Flushing RAM chunk to a new disk chunk

FLUSH RAMCHUNK

FLUSH RAMCHUNK rt_table

The FLUSH RAMCHUNK command creates a new disk chunk in an RT table.

Normally, an RT table would automatically flush and convert the contents of the RAM chunk into a new disk chunk once the RAM chunk reaches the maximum allowed rt_mem_limit size. However, for debugging and testing purposes, it might be useful to forcibly create a new disk chunk, and the FLUSH RAMCHUNK statement does exactly that.

‹›
  • SQL
SQL
📋
FLUSH RAMCHUNK rt;
‹›
Response
Query OK, 0 rows affected (0.05 sec)

Flushing RAM chunk to disk

FLUSH TABLE

FLUSH TABLE rt_table

FLUSH TABLE forcefully flushes RT table RAM chunk contents to disk.

The real-time table RAM chunk is automatically flushed to disk during a clean shutdown, or periodically every rt_flush_period seconds.

Issuing a FLUSH TABLE command not only forces the RAM chunk contents to be written to disk but also triggers the cleanup of binary log files.

‹›
  • SQL
SQL
📋
FLUSH TABLE rt;
‹›
Response
Query OK, 0 rows affected (0.05 sec)

Compacting a Table

Over time, RT tables may become fragmented into numerous disk chunks and/or contaminated with deleted, yet unpurged data, affecting search performance. In these cases, optimization is necessary. Essentially, the optimization process combines pairs of disk chunks, removing documents that were previously deleted using DELETE statements.

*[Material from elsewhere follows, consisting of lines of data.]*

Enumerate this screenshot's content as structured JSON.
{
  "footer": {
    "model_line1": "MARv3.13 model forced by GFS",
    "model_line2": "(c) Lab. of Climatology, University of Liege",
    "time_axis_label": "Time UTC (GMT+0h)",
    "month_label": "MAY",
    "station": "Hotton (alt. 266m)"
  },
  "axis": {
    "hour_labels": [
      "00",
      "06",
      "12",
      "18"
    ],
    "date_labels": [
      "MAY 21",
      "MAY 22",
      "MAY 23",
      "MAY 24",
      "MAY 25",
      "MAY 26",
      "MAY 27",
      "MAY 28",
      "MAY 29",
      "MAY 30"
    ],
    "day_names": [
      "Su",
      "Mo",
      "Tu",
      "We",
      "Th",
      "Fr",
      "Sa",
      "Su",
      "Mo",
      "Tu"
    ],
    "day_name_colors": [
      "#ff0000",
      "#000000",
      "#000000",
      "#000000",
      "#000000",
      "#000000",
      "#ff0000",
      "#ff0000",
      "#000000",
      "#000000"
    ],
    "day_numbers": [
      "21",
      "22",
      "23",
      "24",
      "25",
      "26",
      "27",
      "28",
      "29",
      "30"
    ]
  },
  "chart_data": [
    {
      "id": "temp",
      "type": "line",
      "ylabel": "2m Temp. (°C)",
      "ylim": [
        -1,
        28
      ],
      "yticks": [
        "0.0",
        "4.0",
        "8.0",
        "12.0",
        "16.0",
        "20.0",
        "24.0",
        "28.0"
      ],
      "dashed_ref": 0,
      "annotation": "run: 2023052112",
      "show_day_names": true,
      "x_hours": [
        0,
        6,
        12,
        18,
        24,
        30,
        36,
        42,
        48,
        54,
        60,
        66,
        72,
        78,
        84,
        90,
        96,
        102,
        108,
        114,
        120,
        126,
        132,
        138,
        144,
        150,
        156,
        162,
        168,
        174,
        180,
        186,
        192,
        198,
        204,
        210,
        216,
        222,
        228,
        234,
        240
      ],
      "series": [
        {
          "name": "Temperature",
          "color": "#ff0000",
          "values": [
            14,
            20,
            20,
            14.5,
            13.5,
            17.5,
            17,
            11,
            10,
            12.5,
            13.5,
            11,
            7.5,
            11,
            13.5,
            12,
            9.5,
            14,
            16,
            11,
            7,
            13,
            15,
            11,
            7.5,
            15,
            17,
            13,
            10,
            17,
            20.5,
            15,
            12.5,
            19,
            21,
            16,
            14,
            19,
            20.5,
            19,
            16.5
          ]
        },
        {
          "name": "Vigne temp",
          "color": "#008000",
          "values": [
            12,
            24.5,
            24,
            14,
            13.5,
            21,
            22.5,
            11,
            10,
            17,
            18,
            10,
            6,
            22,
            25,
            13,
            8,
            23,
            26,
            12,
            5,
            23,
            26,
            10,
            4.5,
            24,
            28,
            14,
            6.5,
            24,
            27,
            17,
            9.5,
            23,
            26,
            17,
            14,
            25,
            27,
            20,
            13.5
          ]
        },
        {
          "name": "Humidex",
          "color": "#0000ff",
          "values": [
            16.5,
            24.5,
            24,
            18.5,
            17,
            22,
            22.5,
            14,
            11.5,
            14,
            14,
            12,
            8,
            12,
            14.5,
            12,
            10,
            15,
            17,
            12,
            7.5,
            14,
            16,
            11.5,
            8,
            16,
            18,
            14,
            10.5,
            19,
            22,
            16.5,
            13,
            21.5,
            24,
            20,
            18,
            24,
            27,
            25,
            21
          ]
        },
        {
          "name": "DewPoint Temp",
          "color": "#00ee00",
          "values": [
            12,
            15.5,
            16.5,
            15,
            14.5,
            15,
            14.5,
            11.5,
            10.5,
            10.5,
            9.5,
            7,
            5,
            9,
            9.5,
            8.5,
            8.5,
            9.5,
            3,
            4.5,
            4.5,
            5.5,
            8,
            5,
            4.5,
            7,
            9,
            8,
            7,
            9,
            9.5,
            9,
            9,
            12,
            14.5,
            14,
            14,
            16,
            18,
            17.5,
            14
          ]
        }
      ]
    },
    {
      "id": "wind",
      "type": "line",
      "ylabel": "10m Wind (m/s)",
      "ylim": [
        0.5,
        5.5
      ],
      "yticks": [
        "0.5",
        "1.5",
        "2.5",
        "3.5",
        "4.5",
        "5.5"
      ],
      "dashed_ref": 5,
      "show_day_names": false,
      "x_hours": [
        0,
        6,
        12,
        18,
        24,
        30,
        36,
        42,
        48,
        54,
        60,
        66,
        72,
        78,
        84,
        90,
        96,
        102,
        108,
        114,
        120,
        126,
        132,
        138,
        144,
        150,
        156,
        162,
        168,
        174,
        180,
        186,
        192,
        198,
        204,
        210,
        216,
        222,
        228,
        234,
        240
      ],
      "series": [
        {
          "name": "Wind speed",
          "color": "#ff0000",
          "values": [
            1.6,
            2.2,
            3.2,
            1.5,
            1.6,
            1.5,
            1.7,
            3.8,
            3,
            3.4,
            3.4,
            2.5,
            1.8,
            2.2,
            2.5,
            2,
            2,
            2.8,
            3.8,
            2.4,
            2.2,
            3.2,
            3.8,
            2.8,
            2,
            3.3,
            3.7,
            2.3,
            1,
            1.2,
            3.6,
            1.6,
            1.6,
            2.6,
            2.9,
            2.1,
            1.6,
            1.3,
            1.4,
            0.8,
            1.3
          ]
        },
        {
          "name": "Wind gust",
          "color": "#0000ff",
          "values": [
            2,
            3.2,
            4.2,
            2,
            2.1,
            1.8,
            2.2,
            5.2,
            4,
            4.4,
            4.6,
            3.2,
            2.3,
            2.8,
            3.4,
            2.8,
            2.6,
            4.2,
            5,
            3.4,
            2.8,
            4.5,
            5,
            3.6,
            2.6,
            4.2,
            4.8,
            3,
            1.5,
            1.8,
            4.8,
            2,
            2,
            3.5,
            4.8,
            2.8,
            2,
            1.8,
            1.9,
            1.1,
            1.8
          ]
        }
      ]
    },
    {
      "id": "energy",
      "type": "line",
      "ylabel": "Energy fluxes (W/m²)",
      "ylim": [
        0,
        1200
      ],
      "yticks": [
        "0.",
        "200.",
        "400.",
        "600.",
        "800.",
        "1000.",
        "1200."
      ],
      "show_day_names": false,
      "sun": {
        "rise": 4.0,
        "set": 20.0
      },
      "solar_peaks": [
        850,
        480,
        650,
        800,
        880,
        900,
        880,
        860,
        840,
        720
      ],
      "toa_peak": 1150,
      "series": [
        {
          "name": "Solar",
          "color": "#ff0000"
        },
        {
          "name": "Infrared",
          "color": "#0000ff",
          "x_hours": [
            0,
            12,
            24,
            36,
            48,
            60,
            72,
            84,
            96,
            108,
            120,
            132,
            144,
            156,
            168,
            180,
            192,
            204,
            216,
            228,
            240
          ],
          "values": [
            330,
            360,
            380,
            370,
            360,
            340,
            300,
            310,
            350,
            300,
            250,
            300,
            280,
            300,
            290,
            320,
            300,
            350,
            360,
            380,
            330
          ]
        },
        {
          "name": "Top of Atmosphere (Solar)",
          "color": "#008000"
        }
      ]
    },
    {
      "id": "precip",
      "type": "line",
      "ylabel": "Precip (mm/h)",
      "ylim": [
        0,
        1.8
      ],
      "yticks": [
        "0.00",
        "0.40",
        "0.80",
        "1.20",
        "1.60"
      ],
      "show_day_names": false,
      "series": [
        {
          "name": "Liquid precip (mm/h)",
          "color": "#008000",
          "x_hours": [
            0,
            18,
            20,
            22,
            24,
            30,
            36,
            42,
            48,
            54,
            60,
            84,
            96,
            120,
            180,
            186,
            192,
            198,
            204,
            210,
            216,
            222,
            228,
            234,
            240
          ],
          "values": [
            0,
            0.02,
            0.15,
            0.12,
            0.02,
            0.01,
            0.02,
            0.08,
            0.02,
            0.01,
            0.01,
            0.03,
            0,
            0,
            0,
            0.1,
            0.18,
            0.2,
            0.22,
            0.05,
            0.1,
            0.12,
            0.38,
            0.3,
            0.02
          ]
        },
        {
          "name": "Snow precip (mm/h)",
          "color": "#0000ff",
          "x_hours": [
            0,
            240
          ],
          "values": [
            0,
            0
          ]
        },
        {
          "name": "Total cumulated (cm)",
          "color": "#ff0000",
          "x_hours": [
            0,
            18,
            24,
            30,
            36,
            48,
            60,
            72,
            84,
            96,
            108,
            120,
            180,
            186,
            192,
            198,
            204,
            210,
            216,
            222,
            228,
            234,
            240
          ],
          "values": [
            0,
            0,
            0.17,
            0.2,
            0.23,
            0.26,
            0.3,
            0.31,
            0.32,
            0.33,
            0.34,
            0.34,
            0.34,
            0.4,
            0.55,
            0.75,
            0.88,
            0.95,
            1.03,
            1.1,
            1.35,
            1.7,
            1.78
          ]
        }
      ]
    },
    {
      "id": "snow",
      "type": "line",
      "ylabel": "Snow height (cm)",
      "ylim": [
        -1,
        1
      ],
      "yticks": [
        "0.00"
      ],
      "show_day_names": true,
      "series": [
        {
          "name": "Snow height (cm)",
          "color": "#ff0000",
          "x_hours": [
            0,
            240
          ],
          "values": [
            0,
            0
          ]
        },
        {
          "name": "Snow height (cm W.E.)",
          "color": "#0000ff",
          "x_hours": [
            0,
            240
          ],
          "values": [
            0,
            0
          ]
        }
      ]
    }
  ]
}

Beginning with Manticore 4, this process occurs automatically by default. However, you can also use the following commands to manually initiate table compaction.

OPTIMIZE TABLE

OPTIMIZE TABLE index_name [OPTION opt_name = opt_value [,...]]

OPTIMIZE statement adds an RT table to the optimization queue, which will be processed in a background thread.

‹›
  • SQL
SQL
📋
OPTIMIZE TABLE rt;

Number of optimized disk chunks

By default, OPTIMIZE merges the RT table's disk chunks down to a number equal to # of CPU cores * 2. You can control the number of optimized disk chunks using the cutoff option.

Additional options include:

‹›
  • SQL
SQL
📋
OPTIMIZE TABLE rt OPTION cutoff=4;

Running in foreground

When using OPTION sync=1 (0 by default), the command will wait for the optimization process to complete before returning. If the connection is interrupted, the optimization will continue running on the server.

‹›
  • SQL
SQL
📋
OPTIMIZE TABLE rt OPTION sync=1;

Throttling the IO impact

Optimization can be a lengthy and I/O-intensive process. To minimize the impact, all actual merge work is executed serially in a special background thread, and the OPTIMIZE statement simply adds a job to its queue. The optimization thread can be I/O-throttled, and you can control the maximum number of I/Os per second and the maximum I/O size with the rt_merge_iops and rt_merge_maxiosize directives, respectively.

During optimization, the RT table being optimized remains online and available for both searching and updates nearly all the time. It is locked for a very brief period when a pair of disk chunks is successfully merged, allowing for the renaming of old and new files and updating the table header.

Optimizing clustered tables

As long as auto_optimize is not disabled, tables are optimized automatically.

If you are experiencing unexpected SSTs or want tables across all nodes of the cluster to be binary identical, you need to:

  1. Disable auto_optimize.
  2. Manually optimize tables:

    On one of the nodes, drop the table from the cluster:

    ‹›
    • SQL
    SQL
    📋
    ALTER CLUSTER mycluster DROP myindex;

    Optimize the table:

    ‹›
    • SQL
    SQL
    📋
    OPTIMIZE TABLE myindex;

    Add back the table to the cluster:

    ‹›
    • SQL
    SQL
    📋
    ALTER CLUSTER mycluster ADD myindex;

    When the table is added back, the new files created by the optimization process will be replicated to the other nodes in the cluster. Any local changes made to the table on other nodes will be lost.

Table data modifications (inserts, replaces, deletes, updates) should either:

  1. Be postponed, or
  2. Be directed to the node where the optimization process is running.

Note that while the table is out of the cluster, insert/replace/delete/update commands should refer to it without the cluster name prefix (for SQL statements or the cluster property in case of an HTTP JSON request), otherwise they will fail. Once the table is added back to the cluster, you must resume write operations on the table and include the cluster name prefix again, or they will fail.

Search operations are available as usual during the process on any of the nodes.